Recruitment
Hiring freezes, layoffs to rise in 2026 as 72% of employers report uncertain business outlook

Smaller companies appeared more cautious, with 63% planning a freeze, while 8% of employers expect to cut staff, mainly larger organisations.
More employers in Singapore are preparing to freeze hiring and moderate wage growth in 2026, as business sentiment softens amid rising costs and global economic uncertainty, according to a new survey by the Singapore National Employers Federation (SNEF).
The report gathered responses from about 240 employers representing more than 120,000 workers. It found that 72% of employers faced uncertain business prospects in 2025, up sharply from 58% the year before.
This gloomier outlook is translating directly into hiring plans. Fifty-eight per cent of employers intend to freeze headcount next year, compared with 50% in 2024.
Smaller companies were even more cautious, with 63% planning a freeze. The proportion of employers intending to reduce headcount, 8% overall, held steady, though large organisations were more inclined to cut staff.
The wage outlook has also become more conservative. Nearly half of the employers (48%) plan to moderate wages or impose a wage freeze for the 2025/2026 financial year, marking a 10-percentage-point rise from last year.
“Employers are navigating 2026 cautiously, in view of rising costs of doing business and uncertainties in the overall global economy,” said SNEF CEO Hao Shuo.

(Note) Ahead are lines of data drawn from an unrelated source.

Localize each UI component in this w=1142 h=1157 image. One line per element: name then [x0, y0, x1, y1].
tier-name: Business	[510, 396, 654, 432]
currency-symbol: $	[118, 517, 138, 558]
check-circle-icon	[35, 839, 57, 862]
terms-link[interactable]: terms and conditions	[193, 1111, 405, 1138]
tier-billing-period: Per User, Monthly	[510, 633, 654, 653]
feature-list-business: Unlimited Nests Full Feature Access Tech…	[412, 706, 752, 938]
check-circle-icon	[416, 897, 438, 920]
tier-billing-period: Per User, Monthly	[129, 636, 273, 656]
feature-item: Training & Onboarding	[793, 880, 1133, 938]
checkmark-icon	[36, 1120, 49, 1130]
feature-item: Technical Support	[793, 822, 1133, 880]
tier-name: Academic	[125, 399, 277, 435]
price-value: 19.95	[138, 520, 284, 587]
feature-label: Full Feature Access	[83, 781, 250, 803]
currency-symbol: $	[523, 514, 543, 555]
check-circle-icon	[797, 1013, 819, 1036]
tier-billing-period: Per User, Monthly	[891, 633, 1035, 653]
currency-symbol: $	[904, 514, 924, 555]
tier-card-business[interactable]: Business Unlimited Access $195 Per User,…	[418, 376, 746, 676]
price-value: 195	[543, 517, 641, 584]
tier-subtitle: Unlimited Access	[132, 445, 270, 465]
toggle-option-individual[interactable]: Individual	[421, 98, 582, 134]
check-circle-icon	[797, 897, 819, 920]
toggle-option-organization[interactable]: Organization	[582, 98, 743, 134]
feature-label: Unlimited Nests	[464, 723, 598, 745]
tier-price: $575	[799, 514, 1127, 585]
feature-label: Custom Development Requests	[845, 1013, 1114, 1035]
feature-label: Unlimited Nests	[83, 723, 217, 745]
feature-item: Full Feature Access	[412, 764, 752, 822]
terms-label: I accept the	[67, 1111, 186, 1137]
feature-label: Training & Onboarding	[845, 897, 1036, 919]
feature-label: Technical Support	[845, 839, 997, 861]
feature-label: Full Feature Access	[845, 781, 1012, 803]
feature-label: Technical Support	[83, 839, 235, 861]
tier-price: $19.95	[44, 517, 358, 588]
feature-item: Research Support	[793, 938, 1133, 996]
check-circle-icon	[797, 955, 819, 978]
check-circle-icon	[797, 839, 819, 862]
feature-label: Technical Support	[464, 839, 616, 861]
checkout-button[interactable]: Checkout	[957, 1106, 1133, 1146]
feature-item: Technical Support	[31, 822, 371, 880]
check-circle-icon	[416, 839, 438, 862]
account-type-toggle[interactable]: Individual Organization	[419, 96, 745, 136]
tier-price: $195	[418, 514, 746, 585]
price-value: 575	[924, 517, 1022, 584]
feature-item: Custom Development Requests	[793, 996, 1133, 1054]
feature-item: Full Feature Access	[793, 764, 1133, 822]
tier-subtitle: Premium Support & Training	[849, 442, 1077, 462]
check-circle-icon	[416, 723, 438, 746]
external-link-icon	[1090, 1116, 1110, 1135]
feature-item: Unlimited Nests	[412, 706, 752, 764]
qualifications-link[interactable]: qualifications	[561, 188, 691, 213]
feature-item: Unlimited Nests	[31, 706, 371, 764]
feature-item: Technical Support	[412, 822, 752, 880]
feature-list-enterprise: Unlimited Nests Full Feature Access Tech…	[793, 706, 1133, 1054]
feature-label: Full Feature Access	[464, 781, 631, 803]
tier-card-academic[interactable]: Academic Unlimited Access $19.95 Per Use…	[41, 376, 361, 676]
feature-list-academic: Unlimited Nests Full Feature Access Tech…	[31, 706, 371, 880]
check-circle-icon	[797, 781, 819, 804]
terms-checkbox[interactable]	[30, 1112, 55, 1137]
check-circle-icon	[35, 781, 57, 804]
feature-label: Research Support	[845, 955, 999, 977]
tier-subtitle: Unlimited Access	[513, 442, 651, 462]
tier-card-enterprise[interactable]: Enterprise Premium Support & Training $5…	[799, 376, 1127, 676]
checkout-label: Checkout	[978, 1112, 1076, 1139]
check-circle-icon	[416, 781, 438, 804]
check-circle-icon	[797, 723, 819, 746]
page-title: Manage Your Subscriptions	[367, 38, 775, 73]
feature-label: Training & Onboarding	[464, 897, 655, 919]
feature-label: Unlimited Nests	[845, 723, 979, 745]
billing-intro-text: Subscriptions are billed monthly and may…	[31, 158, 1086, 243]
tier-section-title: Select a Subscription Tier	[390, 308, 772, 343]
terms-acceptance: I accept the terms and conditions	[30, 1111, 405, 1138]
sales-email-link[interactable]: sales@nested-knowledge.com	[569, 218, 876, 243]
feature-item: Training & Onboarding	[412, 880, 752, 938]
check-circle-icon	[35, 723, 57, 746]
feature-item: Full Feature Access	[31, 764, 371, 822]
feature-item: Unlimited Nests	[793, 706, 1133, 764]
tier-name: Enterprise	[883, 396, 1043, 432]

“However, it is heartening to see that many employers continue to invest in their people, especially lower-wage workers.”
Despite the caution, the survey revealed a strong commitment to uplifting lower-income employees.
Ninety-six per cent of employers that hire lower-wage workers plan to give them built-in wage increases, with nearly four in 10 intending to grant proportionally higher increments compared to other staff.
Another top concern that continues is rising manpower costs, with 79% of employers saying this remains unchanged from last year. Other key challenges include:
- Attracting and retaining PMETs (47%)
- Shortages of high-skilled local talent (42%)
To cope, 62% of employers plan to offer more competitive salary and benefits packages, though this is down from 70% in 2024. Companies also intend to upskill or reskill employees (45%), while interest in flexible work arrangements has diminished significantly, from 49% last year to just 30% for 2025.
The findings echo sentiments in a recent Singapore Business Federation poll, where companies called for more government support to address manpower constraints ahead of Budget 2026.
SNEF urged employers to align wage decisions with the latest National Wages Council guidelines to ensure adjustments remain “fair and sustainable.”
As Singapore heads into 2026, the picture is one of caution rather than contraction: companies are slowing expansion, moderating pay, and grappling with talent shortages, but continue to invest where it matters most, particularly in supporting lower-wage workers.
A recent report showed that Singapore’s hiring landscape softened further in October, extending a three-year downward trend in job postings even as employers continue to operate in a relatively tight labour market. Job ads fell another 3.1% during the month, marking the eighth decline this year, with overall postings now 17.9% lower than the same period in 2024.